2. Der Beklagte trägt die Kosten des Verfahrens.
3. Die Kostenentscheidung ist vorläufig vollstreckbar. Der Beklagte darf die Vollstreckung durch die Klägerin durch Sicherheitsleistung oder Hinterlegung in Höhe von 110 v.H. des vollstreckbaren Betrags abwenden, wenn nicht die Klägerin vor der Vollstreckung Sicherheit in Höhe von 110 v.H. des zu vollstreckenden Betrags leistet.
Tatbestand
Die Klägerin wendet sich gegen die Erhebung von Gebühren für die Benutzung der Wasserversorgungseinrichtung des Beklagten.
Gemäß § 1 Abs. 1 Nr. 1 der Satzung für die öffentliche Wasserversorgungseinrichtung des Zweckverbandes zur Wasserversorgung … (Wasserabgabesatzung – WAS) vom 30. Juli 2021 betreibt der Beklagte eine öffentliche Einrichtung zur Wasserversorgung für sein Verbandsgebiet, zu dem u.a. das Gebiet der Stadt … mit den Gemeindeteilen …, … und … gehört. Der Beklagte verfügt über eine Beitrags- und Gebührensatzung zur Wasserabgabesatzung des Zweckverbandes zur Wasserversorgung … (BGS/WAS) vom 30. Juli 2021.

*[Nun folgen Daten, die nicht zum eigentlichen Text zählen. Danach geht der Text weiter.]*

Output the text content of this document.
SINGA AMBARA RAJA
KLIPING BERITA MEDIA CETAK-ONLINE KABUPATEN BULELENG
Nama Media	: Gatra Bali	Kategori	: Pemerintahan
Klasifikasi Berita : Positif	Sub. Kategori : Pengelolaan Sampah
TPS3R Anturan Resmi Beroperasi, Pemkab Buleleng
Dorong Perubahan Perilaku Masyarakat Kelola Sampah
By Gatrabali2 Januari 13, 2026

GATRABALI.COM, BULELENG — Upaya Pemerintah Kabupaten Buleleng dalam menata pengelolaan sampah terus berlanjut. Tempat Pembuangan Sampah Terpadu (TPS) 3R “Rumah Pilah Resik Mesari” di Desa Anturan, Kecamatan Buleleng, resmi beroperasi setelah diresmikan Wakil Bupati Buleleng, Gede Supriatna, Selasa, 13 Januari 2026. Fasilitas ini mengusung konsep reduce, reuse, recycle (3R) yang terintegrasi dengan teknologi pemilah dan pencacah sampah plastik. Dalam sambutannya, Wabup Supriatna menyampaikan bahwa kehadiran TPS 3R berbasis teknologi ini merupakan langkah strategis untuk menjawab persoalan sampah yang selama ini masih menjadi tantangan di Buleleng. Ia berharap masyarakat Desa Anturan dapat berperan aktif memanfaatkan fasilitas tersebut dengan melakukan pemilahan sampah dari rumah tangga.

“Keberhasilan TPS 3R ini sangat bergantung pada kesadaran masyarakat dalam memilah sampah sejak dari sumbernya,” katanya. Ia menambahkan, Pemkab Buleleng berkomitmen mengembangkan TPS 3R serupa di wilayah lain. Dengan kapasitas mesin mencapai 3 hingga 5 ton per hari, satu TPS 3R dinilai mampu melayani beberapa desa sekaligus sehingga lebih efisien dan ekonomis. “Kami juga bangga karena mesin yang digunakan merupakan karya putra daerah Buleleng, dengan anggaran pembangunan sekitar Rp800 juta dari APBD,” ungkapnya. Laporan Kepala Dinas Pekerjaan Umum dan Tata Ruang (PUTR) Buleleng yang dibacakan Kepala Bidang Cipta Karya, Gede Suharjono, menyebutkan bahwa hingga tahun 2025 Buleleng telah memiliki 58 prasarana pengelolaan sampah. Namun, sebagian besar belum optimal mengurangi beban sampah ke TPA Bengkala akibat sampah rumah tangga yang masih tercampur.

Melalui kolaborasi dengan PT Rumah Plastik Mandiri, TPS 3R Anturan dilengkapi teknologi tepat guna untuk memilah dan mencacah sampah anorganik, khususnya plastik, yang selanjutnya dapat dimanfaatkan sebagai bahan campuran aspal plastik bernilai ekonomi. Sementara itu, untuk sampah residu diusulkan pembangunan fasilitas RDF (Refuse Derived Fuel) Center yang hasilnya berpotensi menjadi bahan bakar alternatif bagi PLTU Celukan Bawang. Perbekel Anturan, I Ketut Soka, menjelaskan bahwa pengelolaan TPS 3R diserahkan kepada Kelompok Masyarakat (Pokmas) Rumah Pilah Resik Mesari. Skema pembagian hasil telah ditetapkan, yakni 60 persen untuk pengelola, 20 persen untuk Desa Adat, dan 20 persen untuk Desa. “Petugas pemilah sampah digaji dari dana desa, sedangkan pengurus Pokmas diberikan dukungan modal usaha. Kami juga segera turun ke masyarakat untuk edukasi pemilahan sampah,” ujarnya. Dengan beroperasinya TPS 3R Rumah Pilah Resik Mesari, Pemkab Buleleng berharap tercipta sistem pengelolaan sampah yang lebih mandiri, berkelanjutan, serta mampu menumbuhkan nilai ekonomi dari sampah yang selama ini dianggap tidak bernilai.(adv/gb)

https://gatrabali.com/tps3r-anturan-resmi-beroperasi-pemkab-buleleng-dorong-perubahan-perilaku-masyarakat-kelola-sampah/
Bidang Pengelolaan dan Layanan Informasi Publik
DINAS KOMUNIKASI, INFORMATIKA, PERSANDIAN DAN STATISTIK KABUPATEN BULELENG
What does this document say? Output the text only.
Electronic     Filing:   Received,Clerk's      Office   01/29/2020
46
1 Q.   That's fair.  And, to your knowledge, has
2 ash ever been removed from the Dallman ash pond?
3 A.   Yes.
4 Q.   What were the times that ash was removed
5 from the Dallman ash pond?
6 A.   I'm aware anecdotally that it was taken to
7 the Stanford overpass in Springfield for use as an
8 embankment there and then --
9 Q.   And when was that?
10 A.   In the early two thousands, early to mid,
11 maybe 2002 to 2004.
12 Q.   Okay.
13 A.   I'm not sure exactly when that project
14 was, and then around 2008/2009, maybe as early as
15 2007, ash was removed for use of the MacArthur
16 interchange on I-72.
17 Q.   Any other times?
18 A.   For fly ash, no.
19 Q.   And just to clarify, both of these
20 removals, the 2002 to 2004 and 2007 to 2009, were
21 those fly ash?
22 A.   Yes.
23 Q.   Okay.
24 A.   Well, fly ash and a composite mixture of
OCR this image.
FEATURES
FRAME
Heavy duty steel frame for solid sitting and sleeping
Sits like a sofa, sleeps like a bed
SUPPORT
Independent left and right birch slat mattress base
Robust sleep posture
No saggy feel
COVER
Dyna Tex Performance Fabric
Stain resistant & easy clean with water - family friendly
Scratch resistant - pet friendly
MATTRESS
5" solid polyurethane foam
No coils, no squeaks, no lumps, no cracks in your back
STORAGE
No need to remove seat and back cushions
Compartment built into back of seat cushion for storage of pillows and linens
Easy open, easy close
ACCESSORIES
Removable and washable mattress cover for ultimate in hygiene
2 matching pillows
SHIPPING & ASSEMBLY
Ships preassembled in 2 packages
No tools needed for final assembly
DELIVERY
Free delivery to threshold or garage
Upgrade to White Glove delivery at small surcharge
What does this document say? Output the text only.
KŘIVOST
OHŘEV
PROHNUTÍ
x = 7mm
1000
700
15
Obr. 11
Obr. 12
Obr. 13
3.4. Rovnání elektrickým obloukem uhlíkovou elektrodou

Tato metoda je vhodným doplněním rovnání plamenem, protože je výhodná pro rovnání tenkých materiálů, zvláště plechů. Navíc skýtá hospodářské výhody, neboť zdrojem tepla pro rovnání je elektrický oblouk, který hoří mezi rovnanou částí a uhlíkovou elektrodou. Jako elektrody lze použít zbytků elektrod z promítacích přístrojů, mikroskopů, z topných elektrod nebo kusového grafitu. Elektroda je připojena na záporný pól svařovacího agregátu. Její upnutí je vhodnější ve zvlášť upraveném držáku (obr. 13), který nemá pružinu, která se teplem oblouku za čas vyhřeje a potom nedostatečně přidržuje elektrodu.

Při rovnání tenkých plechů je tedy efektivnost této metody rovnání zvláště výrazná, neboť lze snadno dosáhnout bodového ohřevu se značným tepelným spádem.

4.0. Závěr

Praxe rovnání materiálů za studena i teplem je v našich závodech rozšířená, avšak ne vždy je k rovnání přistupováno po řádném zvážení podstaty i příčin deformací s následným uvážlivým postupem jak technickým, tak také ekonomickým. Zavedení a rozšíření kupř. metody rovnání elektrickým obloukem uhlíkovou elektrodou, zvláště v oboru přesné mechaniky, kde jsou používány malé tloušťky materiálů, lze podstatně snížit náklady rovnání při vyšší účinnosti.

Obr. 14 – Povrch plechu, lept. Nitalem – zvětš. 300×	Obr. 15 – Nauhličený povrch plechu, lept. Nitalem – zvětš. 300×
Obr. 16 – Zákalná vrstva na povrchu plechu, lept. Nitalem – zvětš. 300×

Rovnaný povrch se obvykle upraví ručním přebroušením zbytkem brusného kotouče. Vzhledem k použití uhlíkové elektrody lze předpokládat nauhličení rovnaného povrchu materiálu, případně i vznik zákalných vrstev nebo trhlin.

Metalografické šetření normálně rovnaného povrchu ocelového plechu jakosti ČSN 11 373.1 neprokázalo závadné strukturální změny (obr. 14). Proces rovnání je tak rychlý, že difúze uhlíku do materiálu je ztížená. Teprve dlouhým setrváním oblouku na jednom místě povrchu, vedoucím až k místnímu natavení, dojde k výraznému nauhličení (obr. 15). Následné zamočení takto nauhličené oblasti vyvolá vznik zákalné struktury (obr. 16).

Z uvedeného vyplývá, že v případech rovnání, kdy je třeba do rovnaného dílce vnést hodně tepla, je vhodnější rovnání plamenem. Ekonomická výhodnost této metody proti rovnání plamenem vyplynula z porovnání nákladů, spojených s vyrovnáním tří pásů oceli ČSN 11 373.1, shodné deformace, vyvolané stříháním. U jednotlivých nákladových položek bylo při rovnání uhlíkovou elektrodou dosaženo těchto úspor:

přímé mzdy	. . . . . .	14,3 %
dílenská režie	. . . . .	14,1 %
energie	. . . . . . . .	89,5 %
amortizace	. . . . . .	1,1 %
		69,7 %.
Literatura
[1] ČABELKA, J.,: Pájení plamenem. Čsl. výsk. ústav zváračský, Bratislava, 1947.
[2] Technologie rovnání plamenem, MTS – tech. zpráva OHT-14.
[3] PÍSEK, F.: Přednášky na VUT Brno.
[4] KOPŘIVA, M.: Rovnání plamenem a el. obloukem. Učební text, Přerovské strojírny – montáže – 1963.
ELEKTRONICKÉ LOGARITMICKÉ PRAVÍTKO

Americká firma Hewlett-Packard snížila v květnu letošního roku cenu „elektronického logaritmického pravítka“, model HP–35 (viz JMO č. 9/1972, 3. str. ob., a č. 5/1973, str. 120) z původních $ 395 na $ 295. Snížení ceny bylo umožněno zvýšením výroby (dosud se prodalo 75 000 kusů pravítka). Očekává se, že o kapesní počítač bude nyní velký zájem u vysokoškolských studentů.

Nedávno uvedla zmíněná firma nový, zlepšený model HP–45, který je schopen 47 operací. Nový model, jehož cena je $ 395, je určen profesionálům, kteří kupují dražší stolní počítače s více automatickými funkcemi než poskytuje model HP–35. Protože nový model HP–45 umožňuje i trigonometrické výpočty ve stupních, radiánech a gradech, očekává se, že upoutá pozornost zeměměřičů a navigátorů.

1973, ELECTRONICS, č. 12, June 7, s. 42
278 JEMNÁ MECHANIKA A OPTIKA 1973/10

Die Klägerin hat nach § 2 Abs. 1 Nr. 1 und 2 ihrer Unternehmenssatzung vom 27. Juli 2021 die Aufgaben der Versorgung des Stadtgebiets mit Wasser und der Bewirtschaftung des bebauten und unbebauten Grundbesitzes mit öffentlichen Straßen und Plätzen der Stadt … Das Anwesen …, … (Gebäude …*) steht im Eigentum der Stadt … und ist an die öffentliche Wasserversorgungseinrichtung des Beklagten angeschlossen. Der Wasserverbrauch dieses Anwesens wurde im Jahr 2022 über den analogen Hydrometer-Wasserzähler mit der Zähler-Nr. … gemessen. Der Wasserzähler hat das Baujahr 2011 und wurde 2012 geeicht.
Mit Bescheid vom 10. Februar 2023 setzte der Beklagte gegenüber der Klägerin für den Abrechnungszeitraum vom 1. Januar 2022 bis 31. Dezember 2022 für das Anwesen …, … Wassergebühren in Form von Grund- und Verbrauchsgebühren samt Mehrwertsteuer in Höhe von 756,70 EUR fest. Der bei der Abrechnung zugrunde gelegte Wasserverbrauch basierte auf der Ablesung des Wasserzählers mit der Zähler-Nr. … am 31. Dezember 2022 (Zählerstand alt 594 m³, Zählerstand neu 948 m³, Differenz 354 m³).
Gegen diesen Bescheid legte die Klägerin mit Schreiben vom 3. März 2023 Widerspruch ein, der u.a. damit begründet wurde, dass die Eichfrist des Wasserzählers bereits seit 1. Januar 2018 abgelaufen sei.
Der Wasserzähler wurde am 7. März 2023 ausgebaut und ausweislich des Prüfscheins für eine Befundprüfung der staatlich anerkannten Prüfstelle für Messgeräte für Wasser … bei der … vom 22. März 2023 am 14. März 2023 überprüft. Die Prüfung ergab, dass das Messgerät die Befundprüfung bestanden hat.
Der Verbandsausschuss des Beklagten lehnte in seiner Sitzung am 11. Mai 2023 eine Abhilfe des Widerspruchs der Klägerin ab. Das Landratsamt … wies den Widerspruch mit Bescheid vom 6. November 2023 zurück.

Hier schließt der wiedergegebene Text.